The findings of this study need to be considered carefully in light of its limitations. First, as the sociodemographic characteristics of the participants indicated, the participants tended to be a select group of Hispanic women and did not represent all sub-ethnic groups of Hispanic midlife women. Further, using a convenience sampling method, having a specific set of inclusion criteria (including literacy in English), having a small sample size, and restricting data collection to the online forum (participants had to have access to a computer and to the Internet) limited representativeness of the sample and thus the generalizability of the findings. Despite the quota sampling used to recruit a balanced group of women from all socioeconomic status strata in the Internet survey, the participants of this online forum tended to be highly educated with high income, which further limits the generalizability of the findings. Also, with the data collection process using the online forum, we might not have obtained theoretical saturation because the interactions were asynchronous. Although the online forum administrators monitored the online forum site at least twice a day and posted their feedbacks as promptly as possible, the participants did not come to the site frequently to respond to the questions/comments posted by the administrators. Thus, this limitation along with the small sample size, made it difficult to obtain theoretical saturation throughout the 6-month period. Finally, potential for social acceptability bias was possible because self-reported data were used.

Conclusions

The findings of the study indicated that Hispanic midlife women perceived physical activity as a waste of time in their busy daily schedules, and that the only reason that they considered increasing their physical activity was family history of chronic diseases. These findings provide directions for health care practice and research to increase physical activity among Hispanic midlife women. First, health care providers and researchers need to develop and test physical activity promotion programs that focus on prevention of chronic diseases and that emphasize the importance of physical activity in decreasing the risk of the chronic diseases among Hispanic midlife women. Despite the efforts to increase physical activity among Hispanic midlife women, the programs have frequently failed to increase Hispanic women's physical activity. The findings of this study indicated that their lack of knowledge on benefits of physical activity in preventing the diseases would be a reason for their lack of physical activity in their daily lives.
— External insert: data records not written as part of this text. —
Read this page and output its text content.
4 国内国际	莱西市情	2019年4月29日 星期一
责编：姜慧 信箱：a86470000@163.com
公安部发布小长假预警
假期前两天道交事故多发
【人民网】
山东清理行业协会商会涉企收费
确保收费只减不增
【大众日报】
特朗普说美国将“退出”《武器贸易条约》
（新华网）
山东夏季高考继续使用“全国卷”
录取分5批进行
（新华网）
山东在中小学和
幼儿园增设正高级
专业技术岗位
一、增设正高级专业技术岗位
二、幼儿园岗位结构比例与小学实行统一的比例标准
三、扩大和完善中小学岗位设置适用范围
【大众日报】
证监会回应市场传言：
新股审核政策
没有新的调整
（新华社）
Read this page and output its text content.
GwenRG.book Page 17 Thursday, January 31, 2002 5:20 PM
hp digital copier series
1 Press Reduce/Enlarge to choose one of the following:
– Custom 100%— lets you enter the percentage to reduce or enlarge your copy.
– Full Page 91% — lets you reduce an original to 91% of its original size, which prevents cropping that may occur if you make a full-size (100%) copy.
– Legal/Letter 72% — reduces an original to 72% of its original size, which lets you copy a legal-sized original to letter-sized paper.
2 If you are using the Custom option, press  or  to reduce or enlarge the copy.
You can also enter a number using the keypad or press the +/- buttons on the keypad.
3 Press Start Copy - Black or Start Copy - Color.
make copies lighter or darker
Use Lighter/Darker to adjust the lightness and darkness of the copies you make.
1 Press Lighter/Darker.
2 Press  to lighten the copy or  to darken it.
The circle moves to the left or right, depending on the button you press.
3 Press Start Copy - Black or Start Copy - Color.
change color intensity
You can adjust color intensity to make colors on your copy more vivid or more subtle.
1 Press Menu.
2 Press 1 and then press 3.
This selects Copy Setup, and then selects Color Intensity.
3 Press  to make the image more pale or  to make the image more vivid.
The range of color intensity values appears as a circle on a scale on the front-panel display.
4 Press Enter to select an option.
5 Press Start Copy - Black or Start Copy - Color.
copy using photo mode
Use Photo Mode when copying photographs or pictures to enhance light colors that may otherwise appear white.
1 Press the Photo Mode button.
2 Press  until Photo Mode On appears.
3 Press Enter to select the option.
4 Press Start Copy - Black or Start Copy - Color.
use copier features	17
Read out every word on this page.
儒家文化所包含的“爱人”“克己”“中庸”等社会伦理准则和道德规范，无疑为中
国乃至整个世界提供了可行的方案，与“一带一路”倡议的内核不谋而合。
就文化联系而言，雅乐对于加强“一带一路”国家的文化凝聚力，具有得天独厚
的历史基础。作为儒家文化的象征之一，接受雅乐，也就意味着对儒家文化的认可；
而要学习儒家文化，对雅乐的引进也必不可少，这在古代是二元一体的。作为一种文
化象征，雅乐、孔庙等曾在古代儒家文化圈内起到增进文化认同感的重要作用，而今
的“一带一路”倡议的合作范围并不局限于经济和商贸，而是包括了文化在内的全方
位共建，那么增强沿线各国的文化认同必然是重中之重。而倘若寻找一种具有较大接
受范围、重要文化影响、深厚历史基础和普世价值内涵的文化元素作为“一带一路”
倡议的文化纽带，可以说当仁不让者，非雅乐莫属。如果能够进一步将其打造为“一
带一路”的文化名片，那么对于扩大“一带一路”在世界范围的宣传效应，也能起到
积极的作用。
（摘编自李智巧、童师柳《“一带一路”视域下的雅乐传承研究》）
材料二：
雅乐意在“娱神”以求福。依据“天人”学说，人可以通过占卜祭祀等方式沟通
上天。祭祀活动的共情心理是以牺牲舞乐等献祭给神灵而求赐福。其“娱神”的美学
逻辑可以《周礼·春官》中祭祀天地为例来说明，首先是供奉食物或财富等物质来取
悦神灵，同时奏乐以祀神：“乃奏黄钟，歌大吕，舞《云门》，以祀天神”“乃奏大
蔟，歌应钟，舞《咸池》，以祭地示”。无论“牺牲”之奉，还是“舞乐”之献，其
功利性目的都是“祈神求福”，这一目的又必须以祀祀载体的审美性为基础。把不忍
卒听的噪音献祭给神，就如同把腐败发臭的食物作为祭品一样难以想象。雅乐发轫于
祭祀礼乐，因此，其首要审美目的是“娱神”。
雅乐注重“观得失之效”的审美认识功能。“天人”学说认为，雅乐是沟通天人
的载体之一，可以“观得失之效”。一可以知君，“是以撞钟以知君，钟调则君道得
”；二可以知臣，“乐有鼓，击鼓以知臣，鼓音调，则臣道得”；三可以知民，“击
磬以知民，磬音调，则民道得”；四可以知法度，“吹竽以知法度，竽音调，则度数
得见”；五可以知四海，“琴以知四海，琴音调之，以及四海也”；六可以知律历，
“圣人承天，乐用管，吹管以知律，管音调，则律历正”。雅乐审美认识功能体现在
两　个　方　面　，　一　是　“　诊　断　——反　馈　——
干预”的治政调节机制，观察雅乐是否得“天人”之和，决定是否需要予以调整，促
Also, the findings indicated that family should be included in the efforts to increase physical activity of Hispanic midlife women, as previous studies suggested (Berg et al. 2002). Health care providers and researchers could develop physical activity promotion programs that incorporate physical activities that family members could participate in together. Or, health care providers and researchers could develop web-based physical activity promotion programs that would not require transportation or extra time for the women to participate in so that women would not need to worry about their family obligations in order to participate in the programs. Finally, health care providers and researchers need to develop these programs while considering that women may think that they were already healthy (that they would not need to increase physical activity). Health care providers and researchers also need to correct the women's incorrect perception of the Hispanic paradox through developing multiple strategies to provide valid information on statistical facts and benefits of physical activity on their health.

Acknowledgement

This study was conducted as part of a larger study funded by the National Institutes of Health (NIH/NINR/ NHLBI)(R01NR010568). The content is solely the responsibility of the authors and does not necessarily represent the official views of the National Institutes of Health.